Tactics to limit a competitor’s ability to produce at a competitive cost
The second broad approach to limiting a competitor’s ability to offer similar products at similar prices is to mitigate their ability to produce at an efficient cost. These tactics include leveraging the learning curve, gaining control of resources, and leveraging existing manufacturing capacity.
- Learning curve. The learning curve concept is the idea that the more experience a company has in producing a product, the better a company becomes with respect to its productivity. The learning curve is based on cumulative experience, which normally is most effective when a company is an early competitor in the industry and has gained extensive proprietary experience.

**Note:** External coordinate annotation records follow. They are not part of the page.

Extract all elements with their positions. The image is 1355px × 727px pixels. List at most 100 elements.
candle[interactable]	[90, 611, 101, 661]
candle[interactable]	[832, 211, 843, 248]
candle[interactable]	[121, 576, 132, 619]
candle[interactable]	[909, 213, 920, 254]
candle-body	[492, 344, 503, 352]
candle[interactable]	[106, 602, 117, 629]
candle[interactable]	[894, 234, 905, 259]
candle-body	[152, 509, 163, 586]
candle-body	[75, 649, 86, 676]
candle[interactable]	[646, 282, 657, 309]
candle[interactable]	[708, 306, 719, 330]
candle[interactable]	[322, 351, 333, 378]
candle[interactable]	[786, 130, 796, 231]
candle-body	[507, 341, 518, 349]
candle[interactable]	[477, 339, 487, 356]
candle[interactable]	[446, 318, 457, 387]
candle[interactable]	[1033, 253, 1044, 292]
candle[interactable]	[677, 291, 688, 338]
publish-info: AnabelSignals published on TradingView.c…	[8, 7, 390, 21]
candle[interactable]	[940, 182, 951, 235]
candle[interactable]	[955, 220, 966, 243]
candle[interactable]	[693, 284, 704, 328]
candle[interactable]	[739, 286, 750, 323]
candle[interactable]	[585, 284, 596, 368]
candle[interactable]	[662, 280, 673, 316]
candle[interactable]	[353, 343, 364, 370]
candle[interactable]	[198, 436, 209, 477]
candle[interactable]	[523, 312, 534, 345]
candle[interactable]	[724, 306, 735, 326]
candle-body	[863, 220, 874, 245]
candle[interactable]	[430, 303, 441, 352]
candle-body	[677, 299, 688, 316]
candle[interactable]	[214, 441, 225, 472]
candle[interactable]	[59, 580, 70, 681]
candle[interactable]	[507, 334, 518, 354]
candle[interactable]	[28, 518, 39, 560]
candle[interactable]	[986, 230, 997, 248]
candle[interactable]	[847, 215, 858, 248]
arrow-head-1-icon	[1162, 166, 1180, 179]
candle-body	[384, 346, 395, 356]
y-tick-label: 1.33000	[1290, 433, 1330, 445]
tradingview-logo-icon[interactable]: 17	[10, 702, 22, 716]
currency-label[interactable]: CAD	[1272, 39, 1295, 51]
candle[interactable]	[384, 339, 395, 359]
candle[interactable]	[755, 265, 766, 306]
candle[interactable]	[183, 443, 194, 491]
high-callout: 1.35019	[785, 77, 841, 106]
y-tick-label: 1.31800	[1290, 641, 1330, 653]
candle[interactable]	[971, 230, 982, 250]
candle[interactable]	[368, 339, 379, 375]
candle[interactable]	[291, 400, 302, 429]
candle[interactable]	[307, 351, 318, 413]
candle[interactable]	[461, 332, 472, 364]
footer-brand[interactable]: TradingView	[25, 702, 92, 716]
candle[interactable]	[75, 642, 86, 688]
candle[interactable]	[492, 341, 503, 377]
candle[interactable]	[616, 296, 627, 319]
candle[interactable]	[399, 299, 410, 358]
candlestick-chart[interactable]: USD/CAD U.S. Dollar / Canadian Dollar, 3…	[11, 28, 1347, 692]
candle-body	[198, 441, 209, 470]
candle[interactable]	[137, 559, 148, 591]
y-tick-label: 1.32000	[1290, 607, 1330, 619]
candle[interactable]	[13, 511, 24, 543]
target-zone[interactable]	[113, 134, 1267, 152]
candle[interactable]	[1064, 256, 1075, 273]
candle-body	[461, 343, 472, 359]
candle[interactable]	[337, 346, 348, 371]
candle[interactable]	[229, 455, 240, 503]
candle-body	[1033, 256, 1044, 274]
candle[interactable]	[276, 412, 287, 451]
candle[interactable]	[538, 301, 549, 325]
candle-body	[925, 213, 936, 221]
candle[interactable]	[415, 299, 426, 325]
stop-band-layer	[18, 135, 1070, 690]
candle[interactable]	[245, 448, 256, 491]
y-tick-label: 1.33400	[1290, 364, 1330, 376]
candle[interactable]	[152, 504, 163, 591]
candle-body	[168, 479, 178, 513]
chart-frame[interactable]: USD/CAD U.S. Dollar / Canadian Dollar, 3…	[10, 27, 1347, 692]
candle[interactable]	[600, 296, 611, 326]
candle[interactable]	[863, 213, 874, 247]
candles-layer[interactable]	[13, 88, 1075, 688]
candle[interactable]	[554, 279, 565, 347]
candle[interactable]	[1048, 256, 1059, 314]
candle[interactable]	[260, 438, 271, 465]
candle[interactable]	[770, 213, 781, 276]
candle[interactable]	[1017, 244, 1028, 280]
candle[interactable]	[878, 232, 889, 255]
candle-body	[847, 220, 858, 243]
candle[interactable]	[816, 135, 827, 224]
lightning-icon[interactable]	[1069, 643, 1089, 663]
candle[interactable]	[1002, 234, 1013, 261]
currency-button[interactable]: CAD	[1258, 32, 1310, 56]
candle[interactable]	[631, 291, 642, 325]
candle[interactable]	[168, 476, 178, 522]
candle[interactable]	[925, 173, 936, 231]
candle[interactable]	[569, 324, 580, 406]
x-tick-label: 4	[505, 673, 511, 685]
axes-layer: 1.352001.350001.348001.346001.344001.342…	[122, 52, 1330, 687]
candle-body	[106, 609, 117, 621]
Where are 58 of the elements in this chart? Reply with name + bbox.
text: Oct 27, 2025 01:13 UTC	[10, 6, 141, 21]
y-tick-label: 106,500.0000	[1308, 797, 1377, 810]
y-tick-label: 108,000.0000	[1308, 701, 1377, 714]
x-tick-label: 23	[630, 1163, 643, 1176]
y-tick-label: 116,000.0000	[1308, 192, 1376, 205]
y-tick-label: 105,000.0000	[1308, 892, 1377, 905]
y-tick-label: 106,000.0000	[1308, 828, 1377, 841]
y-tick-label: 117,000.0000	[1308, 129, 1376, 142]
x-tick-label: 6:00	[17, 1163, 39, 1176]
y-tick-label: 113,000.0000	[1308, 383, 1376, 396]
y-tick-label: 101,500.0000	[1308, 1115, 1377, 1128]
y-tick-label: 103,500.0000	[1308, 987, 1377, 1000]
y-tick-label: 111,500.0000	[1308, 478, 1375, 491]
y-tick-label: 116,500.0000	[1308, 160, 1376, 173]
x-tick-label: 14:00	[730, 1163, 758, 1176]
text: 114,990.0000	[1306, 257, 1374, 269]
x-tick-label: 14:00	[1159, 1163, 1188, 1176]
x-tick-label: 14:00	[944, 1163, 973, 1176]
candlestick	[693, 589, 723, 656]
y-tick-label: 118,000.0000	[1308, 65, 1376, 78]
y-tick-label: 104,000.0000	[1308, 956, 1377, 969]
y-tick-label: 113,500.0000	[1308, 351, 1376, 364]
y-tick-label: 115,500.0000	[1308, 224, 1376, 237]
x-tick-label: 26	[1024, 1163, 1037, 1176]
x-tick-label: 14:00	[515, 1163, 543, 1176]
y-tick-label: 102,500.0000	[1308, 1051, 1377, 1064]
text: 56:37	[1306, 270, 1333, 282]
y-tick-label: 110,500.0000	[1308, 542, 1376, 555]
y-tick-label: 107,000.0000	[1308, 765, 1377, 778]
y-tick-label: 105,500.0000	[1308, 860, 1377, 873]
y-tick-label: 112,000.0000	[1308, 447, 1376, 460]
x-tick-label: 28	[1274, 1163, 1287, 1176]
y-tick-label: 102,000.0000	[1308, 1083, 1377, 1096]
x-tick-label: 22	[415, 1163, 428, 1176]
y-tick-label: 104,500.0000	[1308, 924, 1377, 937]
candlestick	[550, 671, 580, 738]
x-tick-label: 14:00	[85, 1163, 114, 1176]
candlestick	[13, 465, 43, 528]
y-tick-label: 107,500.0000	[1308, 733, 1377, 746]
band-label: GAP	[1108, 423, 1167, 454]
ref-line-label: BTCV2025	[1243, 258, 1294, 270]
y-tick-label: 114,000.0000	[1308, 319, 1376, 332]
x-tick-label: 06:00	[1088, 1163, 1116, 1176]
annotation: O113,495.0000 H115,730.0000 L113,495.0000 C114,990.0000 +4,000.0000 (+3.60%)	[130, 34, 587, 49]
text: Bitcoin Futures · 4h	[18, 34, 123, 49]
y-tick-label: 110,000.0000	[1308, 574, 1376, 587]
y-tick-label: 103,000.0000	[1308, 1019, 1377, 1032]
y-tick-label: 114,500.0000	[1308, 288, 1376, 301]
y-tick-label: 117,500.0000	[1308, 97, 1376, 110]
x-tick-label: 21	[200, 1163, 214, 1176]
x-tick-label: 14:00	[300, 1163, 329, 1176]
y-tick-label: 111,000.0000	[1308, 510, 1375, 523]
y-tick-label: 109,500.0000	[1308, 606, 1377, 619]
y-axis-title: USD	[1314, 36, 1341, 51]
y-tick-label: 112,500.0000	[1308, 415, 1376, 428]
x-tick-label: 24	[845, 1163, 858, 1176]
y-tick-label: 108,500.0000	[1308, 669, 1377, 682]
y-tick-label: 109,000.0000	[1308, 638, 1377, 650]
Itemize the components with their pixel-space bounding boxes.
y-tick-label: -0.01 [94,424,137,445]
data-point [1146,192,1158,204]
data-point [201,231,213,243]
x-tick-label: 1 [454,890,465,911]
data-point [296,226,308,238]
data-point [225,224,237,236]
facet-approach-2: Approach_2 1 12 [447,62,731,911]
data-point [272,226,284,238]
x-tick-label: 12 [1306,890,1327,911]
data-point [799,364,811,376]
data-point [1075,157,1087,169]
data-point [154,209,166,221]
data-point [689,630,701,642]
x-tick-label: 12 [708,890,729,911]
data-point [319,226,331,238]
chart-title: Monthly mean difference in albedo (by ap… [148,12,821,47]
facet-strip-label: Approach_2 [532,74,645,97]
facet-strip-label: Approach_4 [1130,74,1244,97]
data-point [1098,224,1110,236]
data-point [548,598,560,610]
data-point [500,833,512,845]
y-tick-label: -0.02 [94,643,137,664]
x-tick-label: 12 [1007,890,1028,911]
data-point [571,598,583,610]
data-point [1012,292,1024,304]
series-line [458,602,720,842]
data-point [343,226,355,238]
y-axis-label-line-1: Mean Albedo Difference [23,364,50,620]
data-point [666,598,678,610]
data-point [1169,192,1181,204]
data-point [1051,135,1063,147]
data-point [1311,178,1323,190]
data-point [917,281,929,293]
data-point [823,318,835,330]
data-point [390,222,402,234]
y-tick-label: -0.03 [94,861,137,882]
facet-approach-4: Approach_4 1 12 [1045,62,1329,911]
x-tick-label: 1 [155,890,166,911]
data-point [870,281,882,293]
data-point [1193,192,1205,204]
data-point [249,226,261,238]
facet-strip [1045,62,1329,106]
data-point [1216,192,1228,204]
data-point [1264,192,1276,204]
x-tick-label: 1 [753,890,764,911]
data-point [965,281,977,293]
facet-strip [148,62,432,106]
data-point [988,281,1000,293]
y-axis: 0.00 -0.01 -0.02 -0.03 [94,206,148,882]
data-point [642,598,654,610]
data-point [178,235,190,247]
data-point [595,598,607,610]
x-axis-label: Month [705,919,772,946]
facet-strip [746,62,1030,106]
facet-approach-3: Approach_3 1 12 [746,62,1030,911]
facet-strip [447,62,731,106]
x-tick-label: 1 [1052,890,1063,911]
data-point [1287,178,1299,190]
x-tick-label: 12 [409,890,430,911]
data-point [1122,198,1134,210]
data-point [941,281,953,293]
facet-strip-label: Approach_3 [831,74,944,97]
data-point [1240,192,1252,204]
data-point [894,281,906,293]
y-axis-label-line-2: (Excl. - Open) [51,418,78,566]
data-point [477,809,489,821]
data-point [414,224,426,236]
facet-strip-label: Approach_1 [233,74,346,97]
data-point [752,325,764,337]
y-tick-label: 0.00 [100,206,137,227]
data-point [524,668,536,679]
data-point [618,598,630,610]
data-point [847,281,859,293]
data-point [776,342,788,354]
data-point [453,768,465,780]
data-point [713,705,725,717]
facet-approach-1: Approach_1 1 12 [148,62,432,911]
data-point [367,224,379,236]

- Unique access to resources / inputs. Another strategy used to capture returns of a newly introduced product is by obtaining control over the resources you need to produce the product. The first step in this strategy is to identify the main resource for producing your product and then produce a “bottleneck” in the production process by obtaining control over this resource and making it essential and rare. This strategy is not useful if your main resource can be easily substituted.
- Existing manufacturing assets. A final strategy that is sometimes used by companies is gaining control of complementary assets such as service capability, customer and/or supplier relationships and complementary products. If a company can gain control of these assets then the likelihood of benefiting from the new product is high.